The sequence of pages through the book shows images of a packet of chips being eaten, next to an image of slowly disappearing cod. The reverse pages show photographs taken over a number of years in the U.K., Gibraltar and Spain of chip chop advertising boards or 'A' boards. The book is covered in a yellow check PVC tablecloth bound in the style of a Japanese account book - the pages are folded at the leading edge. The book is presented in a white chip shop bag that's been printed with a 2-colour lino of the title of the book. Each book holds within its pages a Mermaid Chip Fork and Miracle Fish.

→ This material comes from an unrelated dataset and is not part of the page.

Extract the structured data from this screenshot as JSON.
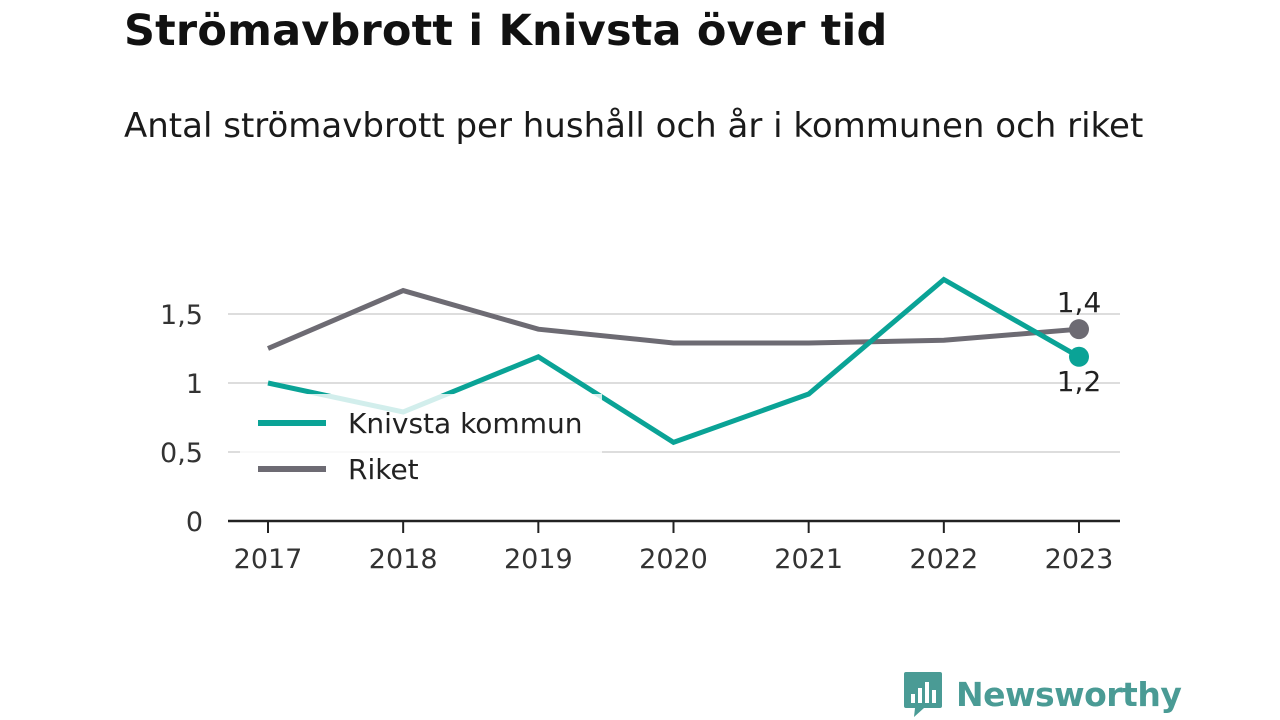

Mermaid Chip Forks kindly provided by Ashwood Timber, Dartford, Kent, U.K.







Battered appeared in the Royal Academy Summer Exhibition 2010
The Royal Academy invited me to enter a book for this show since they were looking to promote book arts during the Summer Exhibition. ( I was one of about a dozen British Book artists specially invited).
14 June—22 August 2010
Burlington House, Piccadilly, London W1J 0BD
As part of the Summer Exhibition the Royal Academy shop also stocked a number of titles from Damp Flat Books; Anxious Homes, Running A Secret Society No.20, Damp in Ditchwater, Mortal Coil and of course copies of Battered.

Battered was also exhibited in the 2nd Sheffield Artist's Book Prize Exhibition.
October 8th - October 31st, 2009.
Held to coincide with the Off the Shelf Festival which takes place annually in Sheffield.
32-40 Bank Street, Sheffield, S1 2DS

Friday 20 September 2019

Artist's Book: Mean Bone (The)

This small hard backed concertina book measures 8cm x 9cm closed.
Length 112cm when fully extended.
Folding concertina with 16 pages printed in black and white with spot orange.

Digitally printed in one section on heavyweight matt stock. 
All numbered, signed and embossed with Damp Flat Books’ logo.
Cover is hardback bound with 2-tone orange book cloth.
Outer casing is  a black card slipcase with dye-cut arrow.
First edition of 20 produced in Brighton in 2017.




Micro Artist’s Book containing a selection of illustrated idioms from several languages (Welsh, French, German, English, Latvian and Spanish). The idioms are all unkind expressions that reveal our inherent impatience with other human beings. The title ‘Mean Bone’ comes from the English expression “She hasn’t got a mean bone in her body” (to mean a kindly person), this book however, contains only ‘mean bones’ - all the snide comments that undermine. The Illustrations are a combination of scraper-board and lino cuts, artistic methods chosen to reflect the scratching and cutting of our languages - words can be painful.